Text Analytics

With so many desiccated combustibles cluttering its forest floor, a controlled burn of the humanities is overdue. Text analytics exploiting corpora of big data is destined to serve as this fire's helitorch. Text analytics represents a way of approaching cross-disciplinary research questions with a scientific or data-driven method. In some erotetic environments, the application of text analytics leads literally to use of the scientific method: constructing a hypothesis, testing with an experiment, analyzing the resulting data, and on to further efforts at disconfirmation. In other environments, the research process is less supervised and more exploratory, but is no less driven by data. 

Up in the ivory tower, some humanists will take a hard fall out of the armchair. If that is due to endemic social, cognitive, and disciplinary biases, so much the worse for those research programs. Text analytics will soon overturn a number of pet interpretations of classic texts. In fact, it already seems to have done so. For example, countless sinologists believe that the Early Chinese mind is 'holistic' and not 'dualist,' dualism being a Western category inapplicable to East Asia. But interdisciplinary researchers like Ted Slingerland and Maciek Chudek used text analytics with human coders [http://dx.doi.org/10.1111/j.1551-6709.2011.01186.x], for example, to gather data indicating that the standard humanities interpretation of the Chinese mind is erroneous. 

In an attempt to better understand the methods and limitations of text analytics research, my work in this area has ranged over a few different issues and languages. Justin Lynn, Ben Purzycki, and I converted some interpretations of the science fiction genre by literary scholars into testable hypotheses. We built a database of texts (controlling for year of publication, author gender, etc.) across science fiction, fantasy, and mystery, then we compiled those texts with Linguistic Inquiry and Word Count, Jamie Pennebaker's brilliant software tool. 

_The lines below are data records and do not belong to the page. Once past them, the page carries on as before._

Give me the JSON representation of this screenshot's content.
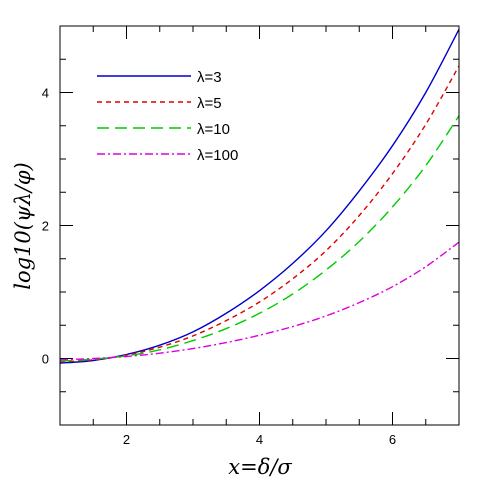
{
  "chart_data": {
    "type": "line",
    "xlabel": "x=δ/σ",
    "ylabel": "log10(ψλ/φ)",
    "xlim": [
      1,
      7
    ],
    "ylim": [
      -1,
      5
    ],
    "x_ticks": [
      2,
      4,
      6
    ],
    "y_ticks": [
      0,
      2,
      4
    ],
    "x_minor_step": 0.5,
    "y_minor_step": 0.5,
    "grid": false,
    "legend_position": "top-left",
    "series": [
      {
        "name": "λ=3",
        "color": "#0000cc",
        "dash": "solid",
        "x": [
          1.0,
          1.5,
          2.0,
          2.5,
          3.0,
          3.5,
          4.0,
          4.5,
          5.0,
          5.5,
          6.0,
          6.5,
          7.0
        ],
        "y": [
          -0.07,
          -0.03,
          0.06,
          0.2,
          0.4,
          0.68,
          1.02,
          1.43,
          1.92,
          2.52,
          3.2,
          4.0,
          4.95
        ]
      },
      {
        "name": "λ=5",
        "color": "#dd0000",
        "dash": "short",
        "x": [
          1.0,
          1.5,
          2.0,
          2.5,
          3.0,
          3.5,
          4.0,
          4.5,
          5.0,
          5.5,
          6.0,
          6.5,
          7.0
        ],
        "y": [
          -0.05,
          -0.02,
          0.05,
          0.17,
          0.34,
          0.57,
          0.85,
          1.2,
          1.62,
          2.15,
          2.78,
          3.52,
          4.4
        ]
      },
      {
        "name": "λ=10",
        "color": "#00cc00",
        "dash": "long",
        "x": [
          1.0,
          1.5,
          2.0,
          2.5,
          3.0,
          3.5,
          4.0,
          4.5,
          5.0,
          5.5,
          6.0,
          6.5,
          7.0
        ],
        "y": [
          -0.04,
          -0.01,
          0.04,
          0.13,
          0.27,
          0.45,
          0.68,
          0.97,
          1.33,
          1.76,
          2.28,
          2.9,
          3.65
        ]
      },
      {
        "name": "λ=100",
        "color": "#dd00dd",
        "dash": "dashdot",
        "x": [
          1.0,
          1.5,
          2.0,
          2.5,
          3.0,
          3.5,
          4.0,
          4.5,
          5.0,
          5.5,
          6.0,
          6.5,
          7.0
        ],
        "y": [
          -0.02,
          0.0,
          0.03,
          0.08,
          0.15,
          0.24,
          0.35,
          0.48,
          0.64,
          0.84,
          1.08,
          1.38,
          1.75
        ]
      }
    ]
  }
}
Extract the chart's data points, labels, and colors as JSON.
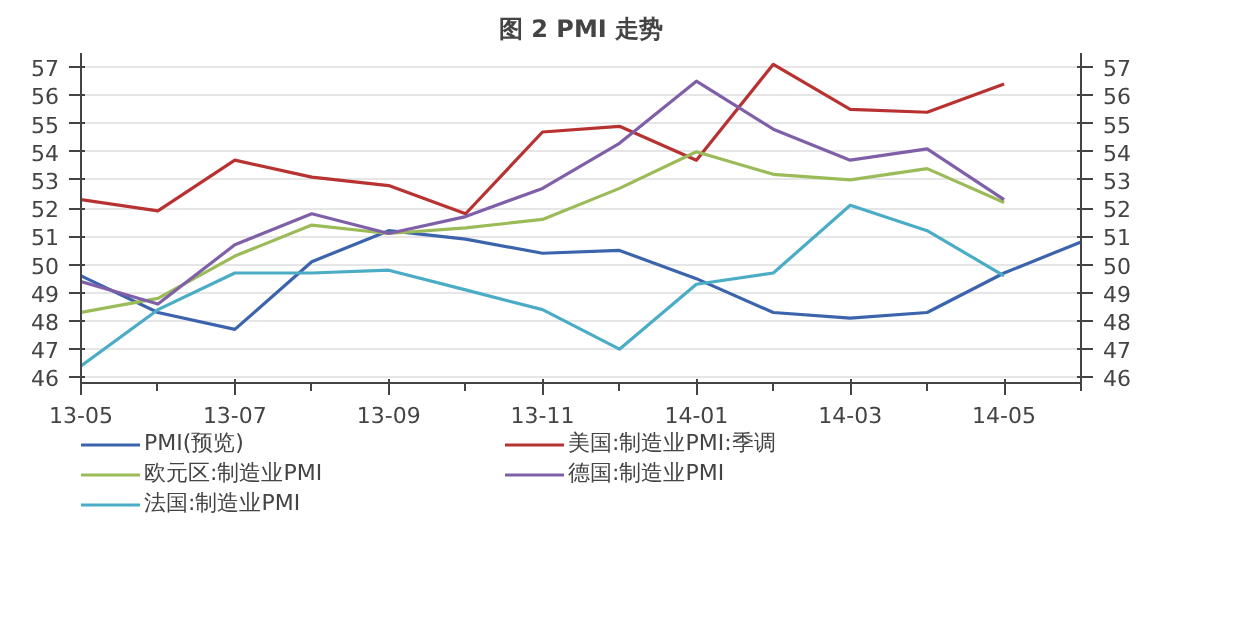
{
  "chart_data": {
    "type": "line",
    "title": "图 2 PMI 走势",
    "categories": [
      "13-05",
      null,
      "13-07",
      null,
      "13-09",
      null,
      "13-11",
      null,
      "14-01",
      null,
      "14-03",
      null,
      "14-05",
      null
    ],
    "ylim": [
      45.8,
      57.5
    ],
    "yticks": [
      46,
      47,
      48,
      49,
      50,
      51,
      52,
      53,
      54,
      55,
      56,
      57
    ],
    "y2lim": [
      45.8,
      57.5
    ],
    "y2ticks": [
      46,
      47,
      48,
      49,
      50,
      51,
      52,
      53,
      54,
      55,
      56,
      57
    ],
    "grid": "y",
    "legend": "bottom",
    "series": [
      {
        "name": "PMI(预览)",
        "color": "#3b64ad",
        "values": [
          49.6,
          48.3,
          47.7,
          50.1,
          51.2,
          50.9,
          50.4,
          50.5,
          49.5,
          48.3,
          48.1,
          48.3,
          49.7,
          50.8
        ]
      },
      {
        "name": "美国:制造业PMI:季调",
        "color": "#b83232",
        "values": [
          52.3,
          51.9,
          53.7,
          53.1,
          52.8,
          51.8,
          54.7,
          54.9,
          53.7,
          57.1,
          55.5,
          55.4,
          56.4,
          null
        ]
      },
      {
        "name": "欧元区:制造业PMI",
        "color": "#9bbb59",
        "values": [
          48.3,
          48.8,
          50.3,
          51.4,
          51.1,
          51.3,
          51.6,
          52.7,
          54.0,
          53.2,
          53.0,
          53.4,
          52.2,
          null
        ]
      },
      {
        "name": "德国:制造业PMI",
        "color": "#7f60a8",
        "values": [
          49.4,
          48.6,
          50.7,
          51.8,
          51.1,
          51.7,
          52.7,
          54.3,
          56.5,
          54.8,
          53.7,
          54.1,
          52.3,
          null
        ]
      },
      {
        "name": "法国:制造业PMI",
        "color": "#4bacc6",
        "values": [
          46.4,
          48.4,
          49.7,
          49.7,
          49.8,
          49.1,
          48.4,
          47.0,
          49.3,
          49.7,
          52.1,
          51.2,
          49.6,
          null
        ]
      }
    ]
  }
}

Kristoffer Nielbo and I, along with Carson Logan, Uffe Bergeton, and Ted Slingerland, are applying several resources toward answering research questions about a large database of historical Chinese texts. These questions include: Does the representation of the self in millions of characters across historical Chinese literature have markers that indicate affinities with results found in contemporary cross-cultural psychology showing that East Asian selves are more integrated with immediate family and communities than are other selves? Does historical China have the sort of supernatural agencies that the work of Ara Norenzyan and Azim Shariff would recognize as the high gods of cognitive science of religion, namely gods concerned with human morality, who have the power to punish, and who are able to monitor human behavior? We are at work answering these questions using topic modeling methods to identify and track through time latent associations between target characters. We have also developed another method that draws from corpus linguistics, which we call association modeling. Association modeling is allowing us to calculate and compare pinpoint associations between not only target terms but also specific uses of target terms.